In the first novel of R.W. Peake’s Marching With Caesar series readers were treated to a detailed account of what life was like as a Roman legionary involved in foreign conquests. Peake’s latest historical novel, Marching with Caesar-Civil War is in some ways even more fascinating than the first because the central character, Titus Pullus is now a highly ranked centurion with frequent personal contact with Caesar and other movers and shakers of the age, and has a front row seat for observing the events of the day.

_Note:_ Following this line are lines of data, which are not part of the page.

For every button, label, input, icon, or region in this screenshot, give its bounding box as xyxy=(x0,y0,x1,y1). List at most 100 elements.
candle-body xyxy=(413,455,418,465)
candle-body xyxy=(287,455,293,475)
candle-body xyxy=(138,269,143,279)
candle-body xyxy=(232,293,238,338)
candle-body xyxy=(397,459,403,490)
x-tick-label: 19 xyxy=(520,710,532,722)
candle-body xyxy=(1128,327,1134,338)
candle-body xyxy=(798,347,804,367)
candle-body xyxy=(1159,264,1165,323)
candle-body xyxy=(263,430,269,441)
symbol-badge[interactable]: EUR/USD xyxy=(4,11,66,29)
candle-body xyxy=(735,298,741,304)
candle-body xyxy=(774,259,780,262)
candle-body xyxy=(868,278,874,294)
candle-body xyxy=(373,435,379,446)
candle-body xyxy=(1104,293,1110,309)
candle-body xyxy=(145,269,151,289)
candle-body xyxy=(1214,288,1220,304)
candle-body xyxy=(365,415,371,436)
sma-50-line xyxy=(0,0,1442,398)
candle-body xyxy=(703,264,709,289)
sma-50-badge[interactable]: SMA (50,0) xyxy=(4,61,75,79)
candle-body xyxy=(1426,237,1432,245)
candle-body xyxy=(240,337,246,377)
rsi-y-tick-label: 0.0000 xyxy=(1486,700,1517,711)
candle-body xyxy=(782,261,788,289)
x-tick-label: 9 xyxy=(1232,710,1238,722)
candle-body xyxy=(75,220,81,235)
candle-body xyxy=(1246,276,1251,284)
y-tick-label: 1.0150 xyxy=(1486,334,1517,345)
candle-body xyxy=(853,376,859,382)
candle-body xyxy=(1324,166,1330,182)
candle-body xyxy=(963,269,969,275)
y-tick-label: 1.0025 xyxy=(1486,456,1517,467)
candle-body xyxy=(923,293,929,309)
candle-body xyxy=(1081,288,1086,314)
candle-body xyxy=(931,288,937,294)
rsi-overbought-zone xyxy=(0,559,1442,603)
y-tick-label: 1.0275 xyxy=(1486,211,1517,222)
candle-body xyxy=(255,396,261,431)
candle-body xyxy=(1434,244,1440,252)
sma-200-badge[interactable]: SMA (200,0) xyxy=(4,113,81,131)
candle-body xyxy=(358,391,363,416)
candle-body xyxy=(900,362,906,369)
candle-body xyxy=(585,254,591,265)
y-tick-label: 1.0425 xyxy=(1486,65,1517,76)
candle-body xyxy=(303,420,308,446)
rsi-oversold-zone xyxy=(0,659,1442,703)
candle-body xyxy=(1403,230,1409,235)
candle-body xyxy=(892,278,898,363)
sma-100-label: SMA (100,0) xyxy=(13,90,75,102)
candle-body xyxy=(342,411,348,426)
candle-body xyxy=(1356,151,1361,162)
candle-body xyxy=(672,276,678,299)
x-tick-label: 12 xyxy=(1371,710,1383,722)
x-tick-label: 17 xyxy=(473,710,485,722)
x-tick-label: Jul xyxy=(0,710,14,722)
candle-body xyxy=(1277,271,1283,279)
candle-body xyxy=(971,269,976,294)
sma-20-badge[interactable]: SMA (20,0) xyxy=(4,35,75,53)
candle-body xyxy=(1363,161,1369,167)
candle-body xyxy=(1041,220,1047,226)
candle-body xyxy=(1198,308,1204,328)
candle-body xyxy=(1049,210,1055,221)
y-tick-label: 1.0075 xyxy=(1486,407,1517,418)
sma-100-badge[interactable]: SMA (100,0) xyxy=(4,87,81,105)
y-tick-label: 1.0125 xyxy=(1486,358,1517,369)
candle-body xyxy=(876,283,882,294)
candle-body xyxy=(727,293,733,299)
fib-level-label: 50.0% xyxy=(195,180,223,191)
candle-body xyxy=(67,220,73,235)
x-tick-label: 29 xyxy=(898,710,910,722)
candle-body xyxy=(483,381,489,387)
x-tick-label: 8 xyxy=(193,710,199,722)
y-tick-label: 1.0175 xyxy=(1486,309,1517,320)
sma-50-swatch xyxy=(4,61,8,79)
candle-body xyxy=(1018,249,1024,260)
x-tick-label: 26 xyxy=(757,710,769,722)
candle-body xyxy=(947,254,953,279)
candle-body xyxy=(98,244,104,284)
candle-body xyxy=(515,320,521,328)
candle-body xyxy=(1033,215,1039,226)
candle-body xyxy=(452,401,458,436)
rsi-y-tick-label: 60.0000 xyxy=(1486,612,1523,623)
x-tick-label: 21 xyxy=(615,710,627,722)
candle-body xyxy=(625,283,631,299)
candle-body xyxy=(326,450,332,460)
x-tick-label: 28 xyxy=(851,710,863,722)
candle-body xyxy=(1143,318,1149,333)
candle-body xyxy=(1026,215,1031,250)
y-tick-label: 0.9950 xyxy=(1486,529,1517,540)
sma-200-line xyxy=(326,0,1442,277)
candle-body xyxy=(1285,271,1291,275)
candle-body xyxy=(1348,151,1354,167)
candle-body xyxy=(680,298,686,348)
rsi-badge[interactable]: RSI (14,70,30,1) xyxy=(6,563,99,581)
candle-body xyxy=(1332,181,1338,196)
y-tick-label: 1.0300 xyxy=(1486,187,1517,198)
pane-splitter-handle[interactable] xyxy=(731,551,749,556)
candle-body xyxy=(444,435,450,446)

Gnaeus Pompeius Magnus, AKA Pompey the Great, had once been politically allied with Julius Caesar and had even married Caesar’s daughter Julia. After Julia died in childbirth, however, Pompey married Cornelia, the daughter of Caecilius Metellus Scipio, one of the leaders of the anti-Caesar faction of the Roman Senate. He thus aligned himself with Marcus Porcius Cato and other patricians who opposed Caesar. When Caesar crossed the Rubicon and marched on Rome, those factions in the senate that opposed Caesar fled the city, along with Pompey and the legions which were loyal to him. They marched to Brundisium and then fled to Greece aboard ships.
There followed years of Civil war between the forces of Caesar and those of Pompey and Scipio. Pompey was soundly defeated by Caesar’s much smaller but more experienced forces at the battle of Pharsalus in Greece. Pompey fled to Egypt where he was murdered, probably at the behest of advisers to the boy king Ptolemy XIII. Even after Pompey’s death, the legions of Caesar had to battle remnants of Pompey’s legions in Africa and Spain.
Titus Pullus is at the center of all of these campaigns. After Pharsalus, Caesar appoints him pilus primus of the sixth legion, which had belonged to Pompey but deserted to Caesar. Caesar then took the sixth with him to Alexandria, where he settled political affairs and began his famous affair with Cleopatra. Later he is transferred back to his old 10th legion, again as pilus primus, and participates in campaigns in Africa and Spain.
I thoroughly enjoyed Marching With Caesar-Civil War, and heartily recommend it to anyone with an interest in Roman History. I look forward to reading Peake’s next book which, I assume, will relate events after the assassination of Caesar, leading to the rise of Augustus.